MOBB gets attached to cable
Almost seven years ago, a robotic remotely-operated underwater vehicle (ROV) installed a Güralp CMG-1T Ocean Bottom Seismometer (OBS) 25 miles off the coast of California. Located under 1,000 meters of water on the flanks of the giant submarine Monterey Canyon, this seismometer has been continuously operating ever since. On February the 26th, 2009, it became one of the first OBS in the world to be permanently attached to an underwater cable. It is now transmitting its recordings in real-time to the Berkeley Digital Seismic Network (BDSN), operated by the University of California’s Berkeley Seismological Laboratory (BSL).
Güralp Systems built this OBS in 2001 for a joint project between the Monterey Bay Aquarium Research Institute (MBARI) and BSL. The seismometer was installed on the sea floor on the 10th of April, 2002, by the ROV Ventana, which is part of MBARI’s research fleet. At regular intervals of several months, Ventana returned to the sensor, supplied it with new batteries and collected its data.
Such trips, however, are costly. More importantly, BSL’s seismologists had to wait for months before the data became available. They could not, therefore, use the recordings from the sea floor during their important real-time analysis of the many earthquakes in California.

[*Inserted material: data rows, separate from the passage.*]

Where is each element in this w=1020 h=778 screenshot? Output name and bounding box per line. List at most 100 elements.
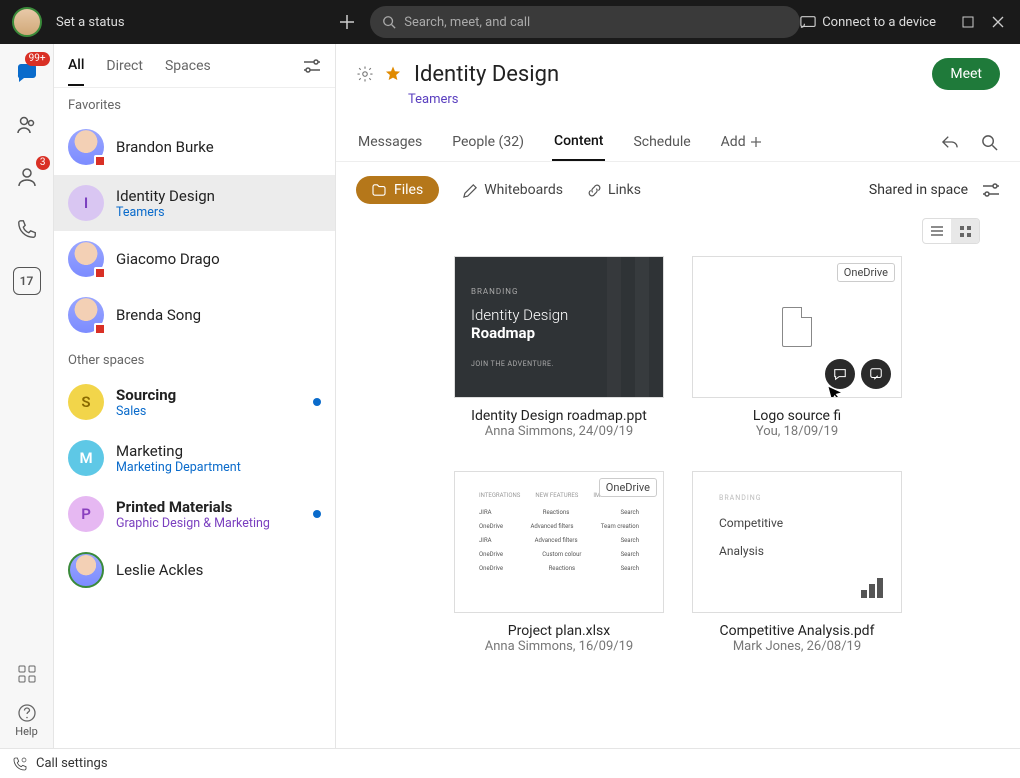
phone-gear-icon (12, 756, 28, 772)
rail-calendar[interactable]: 17 (12, 266, 42, 296)
share-back-button[interactable] (941, 134, 959, 151)
file-card[interactable]: BRANDING Competitive Analysis Competitiv… (692, 471, 902, 654)
plus-icon (339, 14, 355, 30)
list-view-button[interactable] (923, 219, 951, 243)
user-avatar[interactable] (12, 7, 42, 37)
file-meta: Anna Simmons, 16/09/19 (485, 639, 633, 654)
space-team: Teamers (116, 205, 321, 220)
rail-contacts[interactable]: 3 (12, 162, 42, 192)
list-item[interactable]: P Printed Materials Graphic Design & Mar… (54, 486, 335, 542)
list-item[interactable]: M Marketing Marketing Department (54, 430, 335, 486)
star-icon (384, 65, 402, 83)
onedrive-badge: OneDrive (837, 263, 895, 282)
help-label: Help (15, 725, 38, 738)
contact-name: Brenda Song (116, 306, 321, 324)
links-filter[interactable]: Links (587, 182, 641, 198)
call-settings-button[interactable]: Call settings (12, 756, 108, 772)
list-item[interactable]: Brandon Burke (54, 119, 335, 175)
list-item[interactable]: S Sourcing Sales (54, 374, 335, 430)
rail-calls[interactable] (12, 214, 42, 244)
plus-icon (750, 136, 762, 148)
help-icon (17, 703, 37, 723)
gear-icon (356, 65, 374, 83)
list-item[interactable]: Giacomo Drago (54, 231, 335, 287)
search-icon (382, 15, 396, 29)
titlebar: Set a status Search, meet, and call Conn… (0, 0, 1020, 44)
close-button[interactable] (992, 16, 1004, 28)
file-card[interactable]: BRANDING Identity Design Roadmap JOIN TH… (454, 256, 664, 439)
sidebar-tabs: All Direct Spaces (54, 44, 335, 88)
page-title: Identity Design (414, 62, 559, 87)
space-name: Sourcing (116, 386, 301, 404)
settings-button[interactable] (356, 65, 374, 83)
rail-apps[interactable] (12, 659, 42, 689)
file-thumbnail: BRANDING Competitive Analysis (692, 471, 902, 613)
phone-icon (16, 218, 38, 240)
space-name: Marketing (116, 442, 321, 460)
space-header: Identity Design Meet Teamers Messages Pe… (336, 44, 1020, 162)
cast-label: Connect to a device (822, 15, 936, 30)
files-label: Files (394, 182, 423, 198)
avatar (68, 241, 104, 277)
tab-content[interactable]: Content (552, 123, 606, 161)
links-label: Links (608, 182, 641, 198)
chart-icon (861, 578, 883, 598)
meet-button[interactable]: Meet (932, 58, 1000, 90)
tab-direct[interactable]: Direct (106, 47, 143, 85)
shared-scope[interactable]: Shared in space (869, 182, 968, 198)
tab-add[interactable]: Add (719, 124, 764, 160)
file-icon (782, 307, 812, 347)
rail-chat[interactable]: 99+ (12, 58, 42, 88)
file-name: Identity Design roadmap.ppt (471, 408, 647, 424)
list-item[interactable]: Brenda Song (54, 287, 335, 343)
space-team: Graphic Design & Marketing (116, 516, 301, 531)
favorite-button[interactable] (384, 65, 402, 83)
filter-options[interactable] (982, 183, 1000, 197)
avatar (68, 552, 104, 588)
share-action[interactable] (861, 359, 891, 389)
chat-badge: 99+ (25, 52, 50, 66)
new-button[interactable] (332, 7, 362, 37)
file-meta: Mark Jones, 26/08/19 (733, 639, 861, 654)
list-item[interactable]: Leslie Ackles (54, 542, 335, 598)
grid-icon (959, 225, 972, 238)
tab-spaces[interactable]: Spaces (165, 47, 211, 85)
tab-schedule[interactable]: Schedule (631, 124, 692, 160)
sliders-icon (303, 59, 321, 73)
file-name: Logo source fi (753, 408, 841, 424)
add-label: Add (721, 134, 746, 150)
avatar: P (68, 496, 104, 532)
avatar: M (68, 440, 104, 476)
file-card[interactable]: OneDrive Update file share Logo source f… (692, 256, 902, 439)
search-in-space-button[interactable] (981, 134, 998, 151)
status-text[interactable]: Set a status (56, 15, 125, 30)
file-meta: You, 18/09/19 (756, 424, 838, 439)
rail-teams[interactable] (12, 110, 42, 140)
rail-help[interactable]: Help (12, 703, 42, 738)
chat-bubble-icon (833, 367, 847, 381)
tab-all[interactable]: All (68, 46, 84, 86)
grid-view-button[interactable] (951, 219, 979, 243)
contact-name: Leslie Ackles (116, 561, 321, 579)
maximize-button[interactable] (962, 16, 974, 28)
favorites-label: Favorites (54, 88, 335, 119)
files-filter[interactable]: Files (356, 176, 439, 204)
files-grid: BRANDING Identity Design Roadmap JOIN TH… (336, 250, 1020, 674)
footer: Call settings (0, 748, 1020, 778)
cast-icon (800, 15, 816, 29)
onedrive-badge: OneDrive (599, 478, 657, 497)
sliders-icon (982, 183, 1000, 197)
app-rail: 99+ 3 17 Help (0, 44, 54, 748)
whiteboards-filter[interactable]: Whiteboards (463, 182, 563, 198)
team-name[interactable]: Teamers (408, 92, 1000, 107)
file-card[interactable]: OneDrive INTEGRATIONSNEW FEATURESIMPROVE… (454, 471, 664, 654)
filter-button[interactable] (303, 59, 321, 73)
file-thumbnail: OneDrive INTEGRATIONSNEW FEATURESIMPROVE… (454, 471, 664, 613)
list-item[interactable]: I Identity Design Teamers (54, 175, 335, 231)
space-team: Marketing Department (116, 460, 321, 475)
search-placeholder: Search, meet, and call (404, 15, 530, 30)
tab-messages[interactable]: Messages (356, 124, 424, 160)
tab-people[interactable]: People (32) (450, 124, 526, 160)
search-input[interactable]: Search, meet, and call (370, 6, 800, 38)
cast-button[interactable]: Connect to a device (800, 15, 936, 30)
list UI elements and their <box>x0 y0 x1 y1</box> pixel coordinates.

During the last two years, however, MBARI has laid a 32 mile long cable from its offices in Moss Landing (California) to an underwater node located only a few miles away from the CMG-1T OBS. The goal of this cable project, dubbed “Mars” (for Monterey Accelerated Research System), is to deploy sensors of all kinds in the ocean and get their data “live” to the shore. Our sensor was the first seismometer to be connected to the node. As earthquake station MOBB, it has now become part of the extensive seismic network in Northern California, underscoring the quality and reliability of our products.
Barbara Romanowicz, director of the Berkeley Seismological Laboratory, says, in a University of California, Berkeley press release, "Now we can use the data from the seafloor station in real time together with those from the rest of the Berkeley Digital Seismic Network to determine the location, magnitude and mechanism of offshore earthquakes, learn about the crust at the edge of the continental plate and understand better the hazards of the San Andreas fault system that runs north and south through the state".
Güralp Systems Ltd. has been building seismometers for the ocean floor since the founding of the company in 1985. The first such instrument was delivered to Japan in the late 1980s and deployed by the crew of RV Joides Resolution at 714 meters water depth in a borehole (ODP site 794) in the Sea of Japan. Since then, university researchers and governmental organisations in several countries have purchased ocean-bottom seismic sensors from Güralp Systems. As an industry first in January 2008, we were awarded the contract for the design, integration, and installation of a complete, multidisciplinary scientific ocean-bottom observatory (OBO). The turnkey system will be installed in the Marmara Sea in Turkey.